Lauréate de la bourse OpenCon 2016 remise par la Bibliothèque de l’Université Laval, la doctorante en droit international pénal, Claire Magnoux, aura la chance de participer à un congrès à Washington du 12 au 14 novembre. En lien avec le libre accès, ce dernier réunira de jeunes chercheurs de partout dans le monde.
Cette rencontre permettra à ses participants de partager leur point de vue sur le concept. Claire Magnoux s’attend à en ressortir avec des outils suffisamment importants pour être en mesure de convaincre les autres des bienfaits du libre accès en recherche.
Pour être admissible à la bourse, celle dont la thèse de doctorat s’intitule « Les politiques de poursuites du procureur de la Cour pénale internationale » a rempli un formulaire. Elle devait, entre autres, expliquer en quoi la participation au congrès lui serait utile par rapport à son champ d’expertise.
L’étudiante native de Limoges, en France, est partie du principe que les droits humains et la justice internationale pénale ne peuvent être compris que lorsque les ressources pour l’expliquer sont accessibles. « On travaille notamment sur des sujets qui peuvent paraître extrêmement compliqués, mais dont on a pour vocation de vulgariser. »
« Pour réussir tout ce processus de vulgarisation, de prévention et de diffusion de la connaissance sur les droits humains, il faut que les gens aient accès à nos recherches, soutient-elle. Et il faut que l’on aille accès aux recherches des autres chercheurs. Le fait que tous les articles soient payants, ça empêche la diffusion du savoir. »
Enjeu mondial
Claire Magnoux indique avoir découvert la problématique du libre accès quelques mois après son arrivée au Québec, à l’automne 2014. La Bibliothèque de l’Université Laval a alors dû effectuer une opération de rationalisation des périodiques scientifiques, notamment en raison du coût de leur abonnement, qui est en constante augmentation.

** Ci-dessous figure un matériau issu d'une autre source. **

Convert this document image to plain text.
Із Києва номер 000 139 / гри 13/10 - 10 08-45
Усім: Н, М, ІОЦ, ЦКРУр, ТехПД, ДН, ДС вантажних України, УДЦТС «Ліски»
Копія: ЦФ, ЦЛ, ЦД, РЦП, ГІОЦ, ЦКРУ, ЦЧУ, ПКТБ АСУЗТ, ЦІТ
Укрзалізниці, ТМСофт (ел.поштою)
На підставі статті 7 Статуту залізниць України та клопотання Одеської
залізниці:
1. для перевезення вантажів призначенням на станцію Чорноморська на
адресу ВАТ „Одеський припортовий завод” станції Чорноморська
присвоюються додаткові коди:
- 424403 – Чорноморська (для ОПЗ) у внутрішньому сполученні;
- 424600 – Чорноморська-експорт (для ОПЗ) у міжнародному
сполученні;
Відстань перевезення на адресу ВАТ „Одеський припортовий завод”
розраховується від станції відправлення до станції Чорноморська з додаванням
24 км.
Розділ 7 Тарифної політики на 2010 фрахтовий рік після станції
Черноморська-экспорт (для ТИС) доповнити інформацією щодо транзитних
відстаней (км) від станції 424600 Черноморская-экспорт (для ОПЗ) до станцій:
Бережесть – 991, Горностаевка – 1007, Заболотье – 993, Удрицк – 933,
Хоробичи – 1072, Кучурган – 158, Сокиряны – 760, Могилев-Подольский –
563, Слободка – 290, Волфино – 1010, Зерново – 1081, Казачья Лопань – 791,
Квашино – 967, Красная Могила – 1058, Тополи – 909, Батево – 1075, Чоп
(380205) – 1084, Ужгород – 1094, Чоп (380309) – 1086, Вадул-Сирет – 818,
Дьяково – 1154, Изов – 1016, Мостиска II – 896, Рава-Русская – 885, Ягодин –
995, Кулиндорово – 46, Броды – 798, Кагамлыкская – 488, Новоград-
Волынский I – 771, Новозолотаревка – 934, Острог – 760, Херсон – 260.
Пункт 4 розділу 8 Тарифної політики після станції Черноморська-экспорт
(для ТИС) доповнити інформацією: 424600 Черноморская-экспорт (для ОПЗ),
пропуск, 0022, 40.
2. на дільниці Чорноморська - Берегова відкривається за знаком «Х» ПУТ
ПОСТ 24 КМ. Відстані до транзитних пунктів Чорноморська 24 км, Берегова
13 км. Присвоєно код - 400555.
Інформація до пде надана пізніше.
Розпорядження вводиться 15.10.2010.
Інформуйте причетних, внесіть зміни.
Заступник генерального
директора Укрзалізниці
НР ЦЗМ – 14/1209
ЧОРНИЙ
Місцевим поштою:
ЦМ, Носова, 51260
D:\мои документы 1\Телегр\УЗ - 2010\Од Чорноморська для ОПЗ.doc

Malgré ces coupures, les étudiants de l’Université Laval demeurent avantagés par rapport à de jeunes chercheurs d’ailleurs dans le monde, indique la doctorante. « On est dans une université d’Amérique du Nord qui nous permet d’avoir accès à des articles payants, mais il faut s’imaginer que plein d’autres universités n’ont pas ce budget-là et n’ont pas cette possibilité-là. »

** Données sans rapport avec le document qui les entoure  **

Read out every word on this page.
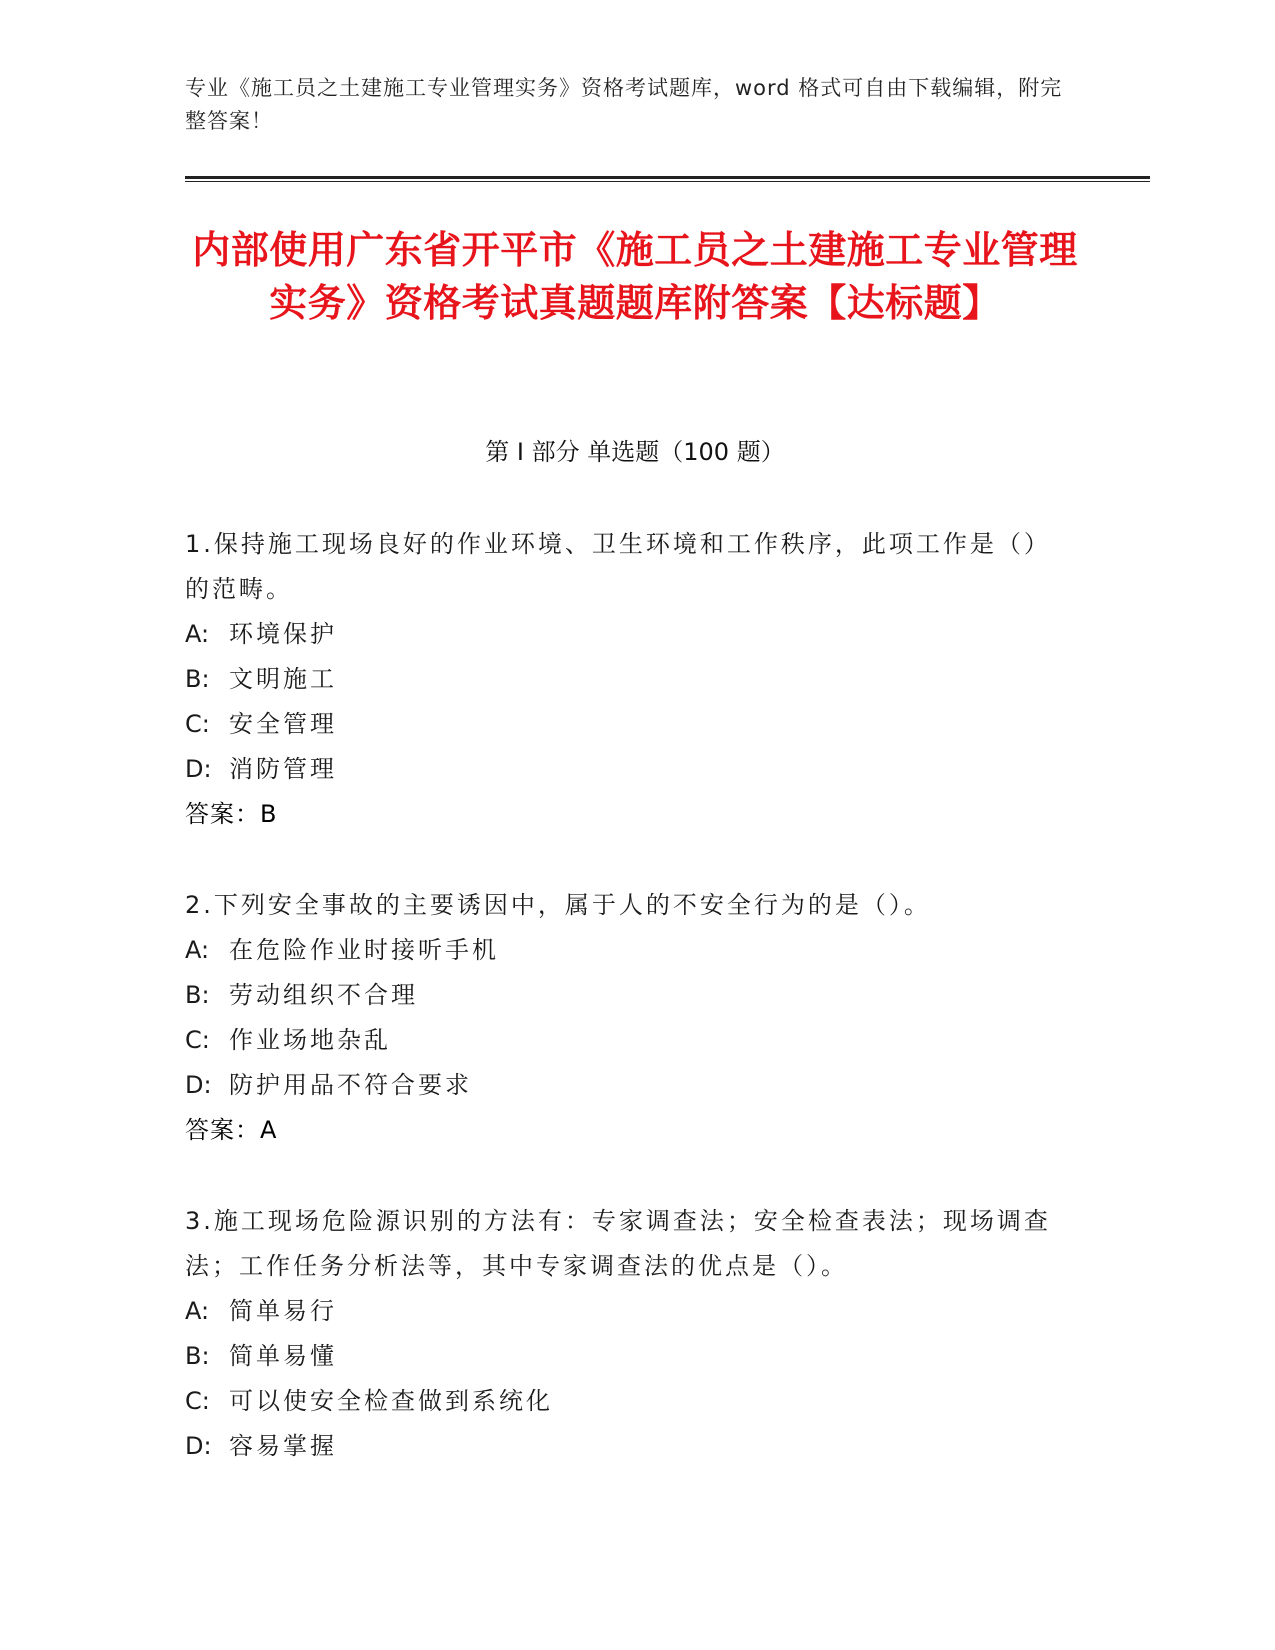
专业《施工员之土建施工专业管理实务》资格考试题库，word 格式可自由下载编辑，附完整答案！
内部使用广东省开平市《施工员之土建施工专业管理实务》资格考试真题题库附答案【达标题】
第 I 部分 单选题（100 题）
1.保持施工现场良好的作业环境、卫生环境和工作秩序，此项工作是（）的范畴。
A: 环境保护
B: 文明施工
C: 安全管理
D: 消防管理
答案：B
2.下列安全事故的主要诱因中，属于人的不安全行为的是（）。
A: 在危险作业时接听手机
B: 劳动组织不合理
C: 作业场地杂乱
D: 防护用品不符合要求
答案：A
3.施工现场危险源识别的方法有：专家调查法；安全检查表法；现场调查法；工作任务分析法等，其中专家调查法的优点是（）。
A: 简单易行
B: 简单易懂
C: 可以使安全检查做到系统化
D: 容易掌握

« L’idée que notre travail puisse être réservé à une élite, c’est un peu contraire à nos objectifs, soit de diffuser la connaissance, d’avoir un dialogue, d’argumenter et de contester ce que l’on dit. Qu’il y ait tout cet aspect payant fait que ça n’arrive pas. »
À ses yeux, le libre accès est donc un enjeu hyper problématique à l’échelle mondiale. Actuellement, l’accès à plusieurs documents scientifiques est payant. Le développement des connaissances se retrouve ainsi ralenti.
« On ne fait pas de la recherche pour que la finalité soit un papier de recherche, mais pour que d’autres rebondissent sur ce que l’on écrit, insiste-t-elle. Le fait de rendre ce processus payant en empêche d’autres de nous citer ou de contester ce que l’on a fait. Ça empêche, quelque part, le dialogue scientifique. »
La Semaine internationale du libre accès 2016 est soulignée du 24 au 30 octobre.
Avant de s’installer au Québec pour son doctorat, Claire Magnoux a eu l’occasion de vivre un an en Bosnie-Herzégovine à l’occasion de son Service volontaire européen. Même si elle n’y a pas fait de droit, c’est cette expérience qui lui a donné envie de revenir à la recherche.
Pendant 11 mois, elle a eu l’occasion de travailler pour une association et de s’intégrer à la population de ce pays ayant été impliqué dans une guerre importante avec d’autres pays des Balkans au cours des années 1990.
La doctorante y a rapidement constaté certaines discordances au sujet de la justice internationale pénale. Elle dit avoir été marquée par la différence entre ce qu’elle avait appris dans ses cours et la façon dont l’aide se faisait ressentir sur place.
« Il y avait un décalage énorme entre ce que les gens vraiment victimes de violation des droits humains ont ressenti comme étant les apports de cette justice internationale et la façon dont celle-ci se présentait. »
« Pour la plupart, les gens ne gardent pas un très bon souvenir du Tribunal pénal pour l’ex-Yougoslavie et de certaines interventions ou non-intervention des Casques bleus. Sur le terrain, la vision un peu idyllique qu’on a de la justice internationale pénale est largement remise en cause. »
Elle avoue que d’avoir été concrètement mise aux faits de cette situation lui a donné envie de faire de la recherche autrement, soit « de s’interroger sur des enjeux un peu moins juridiques, mais qui sont de l’ordre de la légitimité, du ressenti et des perceptions des populations. Ça m’a donné envie de travailler là-dessus ».